2025-06-28 –, Mezzanine B
Ali the Activist
A Panel Proposal
This panel will focus on the dynamic national and international activism that made Muhammad Ali far more than a famous boxer. From resisting the draft to fight in Vietnam and returning to sports, to international diplomacy leading up to the 1980 US boycott of the Moscow Olympics, to the references to excessive force by dogs in histories of enslavement and in Civil Rights struggles, the legacy that Ali left transcended sports. This panel reconsiders how this pugilist expanded fighting far beyond the ring, from Louisville across North America, to multiple contexts in Africa, and beyond.
Ali
Boxing
Pugilism
Activism
Vietnam
Nigeria
Kinshasa
Animals
Gone With the Wind Turned Upside-Down: Muhammad Ali and the Politics of Vietnam, Race, and Boxing in Atlanta
Abstract for Additional Participant 1:Muhammad Ali was, for many, still the real heavyweight champion in 1970, even though he had been stripped of the title after refusing his draft notice to serve in the army during the Vietnam War. Though his legal troubles over his refusal had not abated, many by that year had begun to speculate about his return to the ring and where that might be. Many surprisingly looked to the South as a possibility for his next fight, largely because those states didn’t have boxing commissions and therefore would more easily be able to license him. The controversy over Ali’s return to the ring demonstrated the racial divide in American foreign policy even as it demonstrated the fraught racial compromises taking place. That night in 1970 generated “the greatest collection of black money and black power ever assembled until that time...Gone With the Wind turned upside-down.”
Title for Additional Participant 2:Muhammad Ali and Joseph Wayas: A Reassessment of the 1980 Moscow Olympics Boycott Mission to Nigeria
Abstract for Additional Participant 2:In 1980, the United States initiated a massive boycott of the Moscow Olympics to protest the Soviet invasion of Afghanistan in December 1979. President Jimmy Carter, seeking to leverage Muhammad Ali’s immense popularity in Africa, assigned the legendary boxer to lead a boycott mission to five strategic countries on the continent, including Nigeria. While scholars regard the mission as a failure—none of the targeted nations reversed their stance on the boycott—this study shifts focus from the mission's impact on the Olympics to its implications for Nigerian-US political relations. When the mission visited Nigeria in February 1980, Senate President Joseph Wayas, a close friend of Muhammad Ali, played a pivotal role in shaping the visit’s outcome. Although opposition party members eventually curbed Wayas’ influence, the episode strained the budding relationship between Nigeria and the United States, highlighting the interplay between personal relationships and international diplomacy.
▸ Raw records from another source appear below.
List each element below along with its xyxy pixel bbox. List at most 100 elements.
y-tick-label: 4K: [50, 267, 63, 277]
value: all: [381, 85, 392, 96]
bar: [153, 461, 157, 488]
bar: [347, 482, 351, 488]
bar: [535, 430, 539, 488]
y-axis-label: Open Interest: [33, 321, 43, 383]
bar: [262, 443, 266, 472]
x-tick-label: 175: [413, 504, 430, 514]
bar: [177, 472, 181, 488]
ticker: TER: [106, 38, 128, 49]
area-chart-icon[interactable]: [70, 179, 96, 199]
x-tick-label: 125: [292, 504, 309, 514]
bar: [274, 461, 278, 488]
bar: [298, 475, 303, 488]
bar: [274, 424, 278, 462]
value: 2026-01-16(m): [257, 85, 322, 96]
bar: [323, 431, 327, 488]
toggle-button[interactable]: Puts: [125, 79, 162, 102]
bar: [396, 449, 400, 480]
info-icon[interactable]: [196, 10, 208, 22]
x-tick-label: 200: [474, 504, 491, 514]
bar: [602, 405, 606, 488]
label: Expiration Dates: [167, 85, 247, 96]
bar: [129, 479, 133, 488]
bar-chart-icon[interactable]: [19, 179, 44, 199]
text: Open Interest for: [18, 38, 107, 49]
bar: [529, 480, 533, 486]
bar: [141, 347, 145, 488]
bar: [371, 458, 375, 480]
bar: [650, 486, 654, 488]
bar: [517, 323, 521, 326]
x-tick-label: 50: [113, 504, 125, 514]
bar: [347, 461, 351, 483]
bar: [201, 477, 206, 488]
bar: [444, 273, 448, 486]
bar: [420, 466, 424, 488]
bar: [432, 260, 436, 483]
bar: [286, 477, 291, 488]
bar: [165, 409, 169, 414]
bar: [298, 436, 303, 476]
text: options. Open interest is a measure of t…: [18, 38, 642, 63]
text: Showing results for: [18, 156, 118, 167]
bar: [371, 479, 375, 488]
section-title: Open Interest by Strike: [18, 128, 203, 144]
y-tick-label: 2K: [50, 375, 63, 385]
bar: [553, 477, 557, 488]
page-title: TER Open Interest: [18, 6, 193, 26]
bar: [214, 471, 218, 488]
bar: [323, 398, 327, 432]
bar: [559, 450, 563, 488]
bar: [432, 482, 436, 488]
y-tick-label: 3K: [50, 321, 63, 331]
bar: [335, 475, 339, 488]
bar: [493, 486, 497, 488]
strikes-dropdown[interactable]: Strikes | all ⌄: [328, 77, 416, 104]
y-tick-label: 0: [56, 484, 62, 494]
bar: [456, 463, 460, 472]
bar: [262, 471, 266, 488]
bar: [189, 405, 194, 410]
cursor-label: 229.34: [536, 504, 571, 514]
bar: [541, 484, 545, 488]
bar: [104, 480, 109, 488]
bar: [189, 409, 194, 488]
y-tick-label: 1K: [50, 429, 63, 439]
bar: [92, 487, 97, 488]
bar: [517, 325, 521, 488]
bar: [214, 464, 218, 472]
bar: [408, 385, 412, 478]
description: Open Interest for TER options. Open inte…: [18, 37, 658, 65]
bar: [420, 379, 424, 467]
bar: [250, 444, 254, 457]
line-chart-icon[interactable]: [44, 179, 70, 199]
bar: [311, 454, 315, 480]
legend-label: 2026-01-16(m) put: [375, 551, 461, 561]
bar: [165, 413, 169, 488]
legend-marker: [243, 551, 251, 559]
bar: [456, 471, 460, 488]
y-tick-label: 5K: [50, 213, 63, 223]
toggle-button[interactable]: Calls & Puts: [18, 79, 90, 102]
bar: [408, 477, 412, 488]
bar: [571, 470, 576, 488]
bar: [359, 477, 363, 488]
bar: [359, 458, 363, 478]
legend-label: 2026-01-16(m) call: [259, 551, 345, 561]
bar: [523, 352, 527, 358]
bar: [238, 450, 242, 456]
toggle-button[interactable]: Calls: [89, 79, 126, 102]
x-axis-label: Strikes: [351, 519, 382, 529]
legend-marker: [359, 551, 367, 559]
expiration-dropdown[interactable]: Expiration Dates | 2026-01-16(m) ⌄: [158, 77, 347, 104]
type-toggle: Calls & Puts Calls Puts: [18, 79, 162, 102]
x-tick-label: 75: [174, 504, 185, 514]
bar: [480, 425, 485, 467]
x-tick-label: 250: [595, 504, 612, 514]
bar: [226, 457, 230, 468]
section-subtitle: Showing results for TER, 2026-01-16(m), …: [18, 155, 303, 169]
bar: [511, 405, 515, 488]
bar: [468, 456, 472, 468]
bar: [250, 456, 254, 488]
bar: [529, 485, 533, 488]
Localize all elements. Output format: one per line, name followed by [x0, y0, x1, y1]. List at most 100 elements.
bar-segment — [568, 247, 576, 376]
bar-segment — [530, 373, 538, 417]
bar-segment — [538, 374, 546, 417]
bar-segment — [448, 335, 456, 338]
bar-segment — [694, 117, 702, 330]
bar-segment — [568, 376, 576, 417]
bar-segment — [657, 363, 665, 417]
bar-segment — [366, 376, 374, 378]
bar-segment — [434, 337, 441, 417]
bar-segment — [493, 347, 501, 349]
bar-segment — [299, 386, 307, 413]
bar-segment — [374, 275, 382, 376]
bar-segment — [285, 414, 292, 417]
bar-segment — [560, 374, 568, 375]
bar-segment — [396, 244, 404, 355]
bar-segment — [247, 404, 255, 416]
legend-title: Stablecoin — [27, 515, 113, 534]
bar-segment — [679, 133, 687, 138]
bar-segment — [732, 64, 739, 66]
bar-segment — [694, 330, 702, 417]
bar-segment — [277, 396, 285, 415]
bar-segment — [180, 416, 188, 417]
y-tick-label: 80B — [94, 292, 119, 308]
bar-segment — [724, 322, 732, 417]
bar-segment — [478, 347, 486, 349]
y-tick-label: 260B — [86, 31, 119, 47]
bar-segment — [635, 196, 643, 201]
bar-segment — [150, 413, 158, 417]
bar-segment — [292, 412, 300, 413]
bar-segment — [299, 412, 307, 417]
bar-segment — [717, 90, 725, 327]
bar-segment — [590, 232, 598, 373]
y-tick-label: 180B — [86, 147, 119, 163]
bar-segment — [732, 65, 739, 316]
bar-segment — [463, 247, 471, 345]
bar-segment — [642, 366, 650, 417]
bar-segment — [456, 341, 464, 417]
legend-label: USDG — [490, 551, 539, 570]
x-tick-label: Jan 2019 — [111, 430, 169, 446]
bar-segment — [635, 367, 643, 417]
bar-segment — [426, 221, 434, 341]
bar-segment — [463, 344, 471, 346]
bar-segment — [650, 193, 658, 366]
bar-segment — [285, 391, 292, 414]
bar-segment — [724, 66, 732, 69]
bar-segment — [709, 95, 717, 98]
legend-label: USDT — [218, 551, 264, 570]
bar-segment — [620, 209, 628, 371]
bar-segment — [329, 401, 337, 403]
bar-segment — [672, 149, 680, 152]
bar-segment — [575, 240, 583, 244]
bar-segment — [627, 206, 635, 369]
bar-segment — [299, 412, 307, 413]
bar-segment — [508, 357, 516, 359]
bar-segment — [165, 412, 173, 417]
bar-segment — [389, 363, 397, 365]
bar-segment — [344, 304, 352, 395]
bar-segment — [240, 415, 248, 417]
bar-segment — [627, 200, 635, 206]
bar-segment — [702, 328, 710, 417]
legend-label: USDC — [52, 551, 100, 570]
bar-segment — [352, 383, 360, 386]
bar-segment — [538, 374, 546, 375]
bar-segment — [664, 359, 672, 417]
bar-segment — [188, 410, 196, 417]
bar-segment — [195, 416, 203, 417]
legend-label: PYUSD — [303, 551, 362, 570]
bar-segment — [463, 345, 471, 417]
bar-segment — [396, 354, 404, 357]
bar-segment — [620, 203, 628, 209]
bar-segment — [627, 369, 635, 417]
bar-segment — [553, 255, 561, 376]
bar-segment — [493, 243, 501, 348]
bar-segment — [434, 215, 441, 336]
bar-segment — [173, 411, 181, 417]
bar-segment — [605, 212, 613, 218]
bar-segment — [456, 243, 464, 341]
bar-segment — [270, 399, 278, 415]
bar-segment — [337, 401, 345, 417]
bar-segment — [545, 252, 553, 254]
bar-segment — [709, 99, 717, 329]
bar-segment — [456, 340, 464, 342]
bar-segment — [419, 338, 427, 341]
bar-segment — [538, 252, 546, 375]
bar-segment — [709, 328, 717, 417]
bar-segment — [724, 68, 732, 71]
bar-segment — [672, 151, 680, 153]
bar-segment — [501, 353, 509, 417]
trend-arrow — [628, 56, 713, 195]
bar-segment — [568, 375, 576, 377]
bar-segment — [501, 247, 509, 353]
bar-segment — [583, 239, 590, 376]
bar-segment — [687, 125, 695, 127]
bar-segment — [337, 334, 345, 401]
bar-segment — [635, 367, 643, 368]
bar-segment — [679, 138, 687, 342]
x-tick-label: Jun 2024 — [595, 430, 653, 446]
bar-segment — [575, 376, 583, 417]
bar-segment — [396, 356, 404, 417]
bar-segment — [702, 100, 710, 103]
Title for Additional Participant 3:Ali, Foreman, & Animalian Angst: Shadows of Canine Violence in the Civil Rights & Anti-Imperial Era
Abstract for Additional Participant 3:When George Foreman arrived in Kinshasa just before the famed ‘Rumble in the Jungle’ bout versus Muhammad Ali, he was accompanied by a dog that the local population received with unintended ominous overtones. His pet German Shepherd reminded onlookers of the recent Belgian imperial era, in which attack dogs regularly enforced the extractive external state, turning many into new Ali supporters. Separately, in his Civil Rights activism, Ali regularly referred to the excessive force of dogs used against protesters in the United States, with context and awareness of the much longer history of attack dogs in the era of slavery. This paper will examine how this well-known boxing match was an illuminative and coalescing moment for aspects of canine violence that haunted the modern world.